Similarly, the financial marketplace does not price these future cash flows because they are non-transferrable. Unlike bonds or commercial notes, unpaid pension obligations cannot be bought or sold in the market. Because the sponsors of governmental pension plans — the employers — are clearly “going concerns,” liquidation and transfer of their liabilities is not realistically feasible. Instead, estimated pension liabilities are just that — estimates of future obligations that are primarily funded through investment returns.
Finally, using a discount rate that is based on the credit-worthiness of the pension system (or the plan sponsor) creates an anomalous result: Plans that are poorly funded will record lower liabilities than those that are well-funded. Because the risk of not receiving future benefit payments is higher with underfunded plans, a “bond rate” will also be higher. A higher discount rate results in lower estimates of future liabilities and, if the rate is used to calculate contributions, lower levels of contributions. The result: Poorly funded systems will report lower liabilities and will receive smaller contributions than well-funded plans.
Estimating an investment rate of return for plan assets is not an invitation to act imprudently. Unreasonably high discount rates can artificially depress expected costs and contribute to plan underfunding. The rate should be set using a diligent and thorough evaluation of the amount of investment risk the plan can prudently assume and reasonable estimates of future investment performance.

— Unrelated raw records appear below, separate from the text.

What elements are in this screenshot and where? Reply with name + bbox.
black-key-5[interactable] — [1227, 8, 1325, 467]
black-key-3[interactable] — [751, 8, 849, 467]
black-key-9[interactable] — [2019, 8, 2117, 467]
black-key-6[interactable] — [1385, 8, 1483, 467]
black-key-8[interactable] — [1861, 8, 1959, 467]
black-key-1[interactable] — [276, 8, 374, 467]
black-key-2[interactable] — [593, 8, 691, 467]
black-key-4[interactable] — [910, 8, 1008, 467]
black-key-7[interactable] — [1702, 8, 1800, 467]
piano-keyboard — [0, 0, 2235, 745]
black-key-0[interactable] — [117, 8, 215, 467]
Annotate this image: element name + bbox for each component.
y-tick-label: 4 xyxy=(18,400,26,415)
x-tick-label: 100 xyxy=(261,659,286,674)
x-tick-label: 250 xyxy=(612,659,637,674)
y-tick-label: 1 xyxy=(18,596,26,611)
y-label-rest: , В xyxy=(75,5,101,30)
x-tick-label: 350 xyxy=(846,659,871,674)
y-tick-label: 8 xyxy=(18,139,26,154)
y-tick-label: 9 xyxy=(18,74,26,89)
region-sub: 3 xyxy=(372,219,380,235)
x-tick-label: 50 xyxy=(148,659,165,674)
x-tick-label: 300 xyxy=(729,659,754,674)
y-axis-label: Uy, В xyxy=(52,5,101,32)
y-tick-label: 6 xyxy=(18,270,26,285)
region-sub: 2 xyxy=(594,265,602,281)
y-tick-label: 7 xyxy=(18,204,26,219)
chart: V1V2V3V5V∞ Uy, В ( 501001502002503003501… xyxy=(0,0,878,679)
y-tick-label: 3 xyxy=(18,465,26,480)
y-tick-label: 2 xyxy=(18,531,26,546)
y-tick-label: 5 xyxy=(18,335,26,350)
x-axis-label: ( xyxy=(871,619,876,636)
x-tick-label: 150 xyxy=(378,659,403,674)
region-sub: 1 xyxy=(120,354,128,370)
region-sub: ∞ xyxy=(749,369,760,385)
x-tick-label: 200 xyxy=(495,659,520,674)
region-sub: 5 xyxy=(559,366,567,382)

Investment experts generally agree that over the long term higher-risk investments (like common stocks) will yield higher levels of returns. They also agree that higher-risk portfolios generally have greater volatility in returns. For many plans, higher volatilities might threaten the long-term soundness and health of the plan. Diversification of assets can mitigate some volatility risk but trustees should also evaluate the composition of the current investment portfolio, the current funded status, and key plan and sponsor characteristics. These characteristics should include:
- Plan size. A large plan, especially one with larger unfunded liabilities, with a relatively small plan sponsor (in terms of tax revenues) might have great difficulty handling large investment losses in any particular year.
- Plan maturity. An older plan with fewer new members will have greater liquidity needs than a younger plan. Investment losses in any one year will therefore have a greater negative impact on the funding of future liabilities.
- Plan sponsor strength. A sponsor with strong revenues is better positioned to handle investment risks than a poorly funded one.
- Correlative risks. A financial market downturn might decrease both asset values of the plan and the financial health of the plan sponsor. Plans might thus raise contribution rates at a time when plan sponsors can least afford increases.
Each of these factors may be evaluated using stochastic and stress-testing models. Identifying these risks, designing an asset allocation that meets them and then setting a realistic expected rate of return will do more to meet the plan's obligations than using a hypothetical discount rate based on the value of benefits to plan members.
Peter Mixon is the former general counsel of the California Public Employees' Retirement System and is currently a partner at K&L Gates LLP. The views expressed in this article are his own and do not reflect those of his current or former employer.